Dalam Black Stallion (1979) diletakkannya hati
pada seekor kuda dan dengan Never Cry
Wolf (1983) Ballard berdiri di kubu srigala-srigala yang terancam
pembasmian sistemik. Sebagaimana Never
Cry Wolf yang berdasar otobiografi konservasionis Farley Mowat, Ballard
membuat Fly Away Home dari pengalaman
William Lishman memandu migrasi angsa dengan pesawat ultralight.
Hadirnya
angsa-angsa kecil itu ke bumi tanpa didampingi ibunya menandai “kelahiran
kembali” Thomas dan Amy. Dan inilah petualangan besar itu: Amy dan ayahnya
harus mengajari terbang dan nantinya membimbing mereka melakukan migrasi.

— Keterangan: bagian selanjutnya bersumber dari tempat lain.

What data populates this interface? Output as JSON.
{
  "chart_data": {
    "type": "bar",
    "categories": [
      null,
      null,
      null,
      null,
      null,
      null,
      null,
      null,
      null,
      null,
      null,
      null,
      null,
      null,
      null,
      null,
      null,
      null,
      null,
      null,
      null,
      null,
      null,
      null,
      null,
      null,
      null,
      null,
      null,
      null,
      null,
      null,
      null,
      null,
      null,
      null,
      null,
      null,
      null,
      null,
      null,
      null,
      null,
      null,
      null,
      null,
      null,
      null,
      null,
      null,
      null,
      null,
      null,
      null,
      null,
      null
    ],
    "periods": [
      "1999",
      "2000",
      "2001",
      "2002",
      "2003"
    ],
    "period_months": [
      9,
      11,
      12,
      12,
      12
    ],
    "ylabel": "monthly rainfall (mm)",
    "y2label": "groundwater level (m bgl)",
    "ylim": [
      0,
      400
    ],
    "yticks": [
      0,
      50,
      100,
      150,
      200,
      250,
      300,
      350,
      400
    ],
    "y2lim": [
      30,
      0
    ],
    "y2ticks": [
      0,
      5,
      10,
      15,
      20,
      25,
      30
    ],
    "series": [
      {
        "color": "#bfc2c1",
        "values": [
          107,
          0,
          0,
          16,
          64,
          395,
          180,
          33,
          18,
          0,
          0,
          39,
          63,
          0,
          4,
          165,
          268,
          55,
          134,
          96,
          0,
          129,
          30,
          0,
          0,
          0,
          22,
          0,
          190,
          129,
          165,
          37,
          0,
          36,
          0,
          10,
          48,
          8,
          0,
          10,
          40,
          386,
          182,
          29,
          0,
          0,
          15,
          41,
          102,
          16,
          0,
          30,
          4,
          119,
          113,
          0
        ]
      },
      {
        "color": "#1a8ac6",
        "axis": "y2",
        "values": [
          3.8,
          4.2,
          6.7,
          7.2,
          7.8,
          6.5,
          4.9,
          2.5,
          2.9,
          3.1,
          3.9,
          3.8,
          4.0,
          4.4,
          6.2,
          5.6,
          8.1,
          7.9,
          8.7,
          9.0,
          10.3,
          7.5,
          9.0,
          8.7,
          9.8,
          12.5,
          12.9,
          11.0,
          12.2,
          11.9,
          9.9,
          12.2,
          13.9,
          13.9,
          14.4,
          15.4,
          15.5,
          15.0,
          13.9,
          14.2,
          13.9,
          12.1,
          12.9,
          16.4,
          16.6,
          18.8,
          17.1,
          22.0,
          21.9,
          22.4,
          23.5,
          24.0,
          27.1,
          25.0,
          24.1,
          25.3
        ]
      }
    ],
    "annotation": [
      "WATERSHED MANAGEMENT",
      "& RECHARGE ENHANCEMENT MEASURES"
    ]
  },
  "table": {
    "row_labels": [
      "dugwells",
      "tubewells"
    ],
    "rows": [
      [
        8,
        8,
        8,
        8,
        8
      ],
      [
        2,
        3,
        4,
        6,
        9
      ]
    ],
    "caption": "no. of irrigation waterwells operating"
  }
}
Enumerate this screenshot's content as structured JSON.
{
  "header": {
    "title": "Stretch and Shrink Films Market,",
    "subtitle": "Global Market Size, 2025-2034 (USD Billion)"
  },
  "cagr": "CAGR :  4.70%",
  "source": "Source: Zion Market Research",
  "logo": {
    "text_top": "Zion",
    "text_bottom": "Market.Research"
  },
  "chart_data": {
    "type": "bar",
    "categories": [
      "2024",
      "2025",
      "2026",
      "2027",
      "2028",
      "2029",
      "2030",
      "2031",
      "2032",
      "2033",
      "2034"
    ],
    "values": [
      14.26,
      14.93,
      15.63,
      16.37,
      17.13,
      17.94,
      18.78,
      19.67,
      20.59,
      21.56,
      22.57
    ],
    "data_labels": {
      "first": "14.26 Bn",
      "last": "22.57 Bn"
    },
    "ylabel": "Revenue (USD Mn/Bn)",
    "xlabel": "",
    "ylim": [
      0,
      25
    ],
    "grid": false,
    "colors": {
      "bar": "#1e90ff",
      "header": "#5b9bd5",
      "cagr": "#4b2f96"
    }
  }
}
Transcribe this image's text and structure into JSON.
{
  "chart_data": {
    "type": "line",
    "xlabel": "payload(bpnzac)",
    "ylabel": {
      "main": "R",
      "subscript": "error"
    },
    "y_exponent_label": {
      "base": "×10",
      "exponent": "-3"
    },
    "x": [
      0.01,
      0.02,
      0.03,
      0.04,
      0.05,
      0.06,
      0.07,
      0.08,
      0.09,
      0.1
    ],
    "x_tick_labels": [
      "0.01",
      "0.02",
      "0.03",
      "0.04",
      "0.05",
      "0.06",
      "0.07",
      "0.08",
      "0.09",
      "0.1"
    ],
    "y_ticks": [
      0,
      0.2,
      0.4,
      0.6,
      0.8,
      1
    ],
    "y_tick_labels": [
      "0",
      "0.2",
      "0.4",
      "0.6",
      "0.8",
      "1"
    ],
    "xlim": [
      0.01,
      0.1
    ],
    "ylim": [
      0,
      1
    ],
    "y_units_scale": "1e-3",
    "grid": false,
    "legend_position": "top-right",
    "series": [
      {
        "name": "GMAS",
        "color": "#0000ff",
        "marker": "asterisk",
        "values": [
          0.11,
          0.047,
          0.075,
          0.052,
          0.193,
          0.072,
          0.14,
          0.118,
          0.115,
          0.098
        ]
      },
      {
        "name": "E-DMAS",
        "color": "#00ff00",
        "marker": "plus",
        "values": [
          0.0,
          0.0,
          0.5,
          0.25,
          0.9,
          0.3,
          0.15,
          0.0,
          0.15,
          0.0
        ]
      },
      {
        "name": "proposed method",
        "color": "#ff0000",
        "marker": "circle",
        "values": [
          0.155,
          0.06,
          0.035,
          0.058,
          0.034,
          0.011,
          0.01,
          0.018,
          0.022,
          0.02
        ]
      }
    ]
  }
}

Dari
Ontario, Kanada, ke North Carolina, AS! Sebab anak-anak angsa itu sudah
terpisah dari komunitasnya dan tak tahu caranya migrasi untuk menyelamatkan
diri dari sekapan musim dingin.
Mengenai
proses terbang jauh bersama-sama itu tidak ada gunanya ditulis di sini karena
tidak akan sanggup menandingi tantangan dan kegairahan yang ditampilkan
filmnya. Namun di sela-selanya ada beberapa hal yang interesan untuk
direnungkan. Misal soal aparat. Ada aparat yang begitu setia pada textbook sampai hendak memotong urat sayap seekor anak
angsa di hadapan Amy yang jelas-jelas amat menyayangi angsa-angsanya. Orang ini
saking loyalnya malah jadi obsesif.
Tapi wajah
teduh justru tampil di Niagara Air Force Base. Tentara-tentara dalam barisan
melepas rombongan Amy dengan penghormatan resmi. Presenter berita tv
menyampaikan substansinya, “Commanding General Olin Hatfield says he never seen
such an inspirational sight.”
Kapital selalu
berusaha memanjakan kita tapi tidak akan berpartisipasi untuk turut menanggung
akibatnya. Tapi teknologi, seni, serta hobi seperti dimiliki Thomas dan staf
negara yang jernih dan ngemong
sebagaimana Jenderal Hatfield bisa menjadi pegangan untuk selalu berpulang ke
kesejatian dan keseimbangan.
“I wish
she was here now,” Amy terkenang ibunya menjelang akhir perjalanan.
“She
is,” bisik ayahnya. “She’s right next to you. She’s in the geese.”